Some little light came on the mills out of the night itself, though thin clouds kept washing the face of the moon, and now and then a blast-furnace got into the moonlight and looked perfectly confused with its pipe labyrinth and its stoves.
From where I stood, I could see the Bessemer converter pouring a fluid rope of white light; I knew it for a stream the thickness of a hydrant. A rusty, glowing cloud rose over the converter, changing always, and turning that patch of sky into gold. The pattern of smoke the blower knows like a textbook, and follows the progress of his steel by the color of the cloud.
My mind swept over many memories as I looked at the yellow fire of the Bessemers. There was no order or arrangement in them. They were a stream, thick in some passages, shallow in others, with scraps of all sorts riding over the top. One scrap was the price the Wop cobbler charged for soling, and another, Dick's words when he damned me for forgetting a bag of coal. Then there were things that wrung me and made the palms of my hands wet, as if thoughts went over nerves and not brain.
I looked over at the eight stacks of the open-hearth, closed my eyes, and saw Seven tapping. The second-helper broke the mud stoppage with his "picker," and liquid steel belched. Pete held up two fingers. Stanley the Pole was third-helper with me. We shoveled in the two piles. I could feel heat in my nose and throat and sparks light on the blue handkerchief I had tied around my neck. We cooled off in a breeze between the two furnaces, and as we caught our breath, watched Herb swing the ladleful, over the moulds for pouring.
I lived through the dragged hours in the morning of a long turn. Between two and four is worst—I remembered "fixing the spout" with Nick at three—wheelbarrow loads of mud and dolomite—a pitched battle with sleep—
At intervals in my memories, I grew conscious of the steady roar the mills sent me from the river; then forgot it, quite.
Finished ladles of iron came into mind, and I tried to follow in the dark the path they would take along tracks to the Bessemer. Thick red ingots of steel, big as gravestones, I knew, were coming from "soaking pits" to rolls, and getting flattened into blooms and billets. I could see trainloads of even steel shapes moving out of the freight yard to become the steel framework of the world.
"It is perfectly certain that civilization is kept from slipping, by a battle," I said to myself, beginning a line of thought.
An express train shot into view in the black valley at my feet, and passed the Bouton station, with that quickly accelerating screech that motion gives.

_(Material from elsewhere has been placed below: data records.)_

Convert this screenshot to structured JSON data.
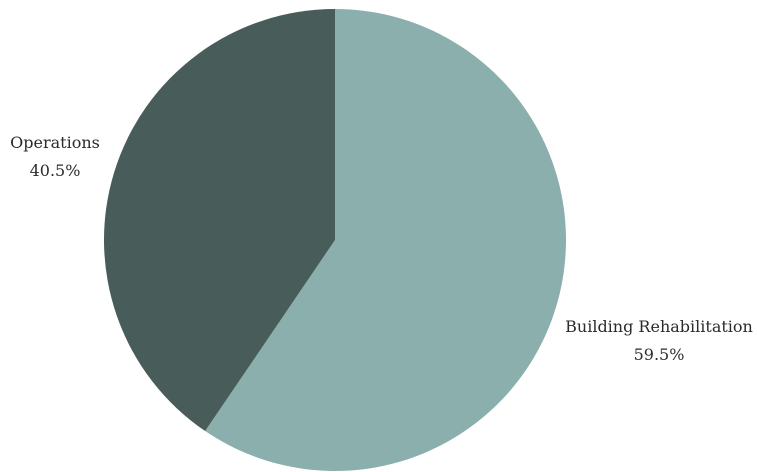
{
  "chart_data": {
    "type": "pie",
    "title": "",
    "slices": [
      {
        "label": "Building Rehabilitation",
        "value": 59.5,
        "display_value": "59.5%",
        "color": "#8aafad"
      },
      {
        "label": "Operations",
        "value": 40.5,
        "display_value": "40.5%",
        "color": "#485c5a"
      }
    ],
    "start_angle": "12 o'clock",
    "direction": "clockwise",
    "legend": "none",
    "label_position": "outside"
  }
}
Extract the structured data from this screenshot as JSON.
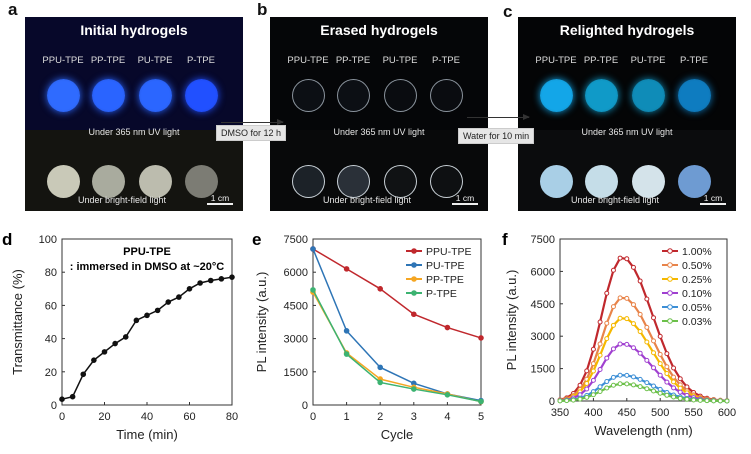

I thought of the steel in the locomotive, and thought it back quickly into sheets, bars, blooms, back then into the monumental ingots as they stood, fiery from the open-hearth pouring, against a night sky. Then the glow left, and went out of my thinking. Each ingot became a number of wheelbarrow loads of mud, pushed over a rough floor, Fred's judgment of the carbon content, and his watching through furnace peepholes. The ladlefuls ceased as steel, becoming thirty minutes' sledging through stoppage for four men, the weight of manganese in my shovel, and the clatter of the pieces that hit the rail, sparks on my neck burning through a blue handkerchief, and the cup of tea I had with Jock, cooked over hot slag at 4.00 A.M.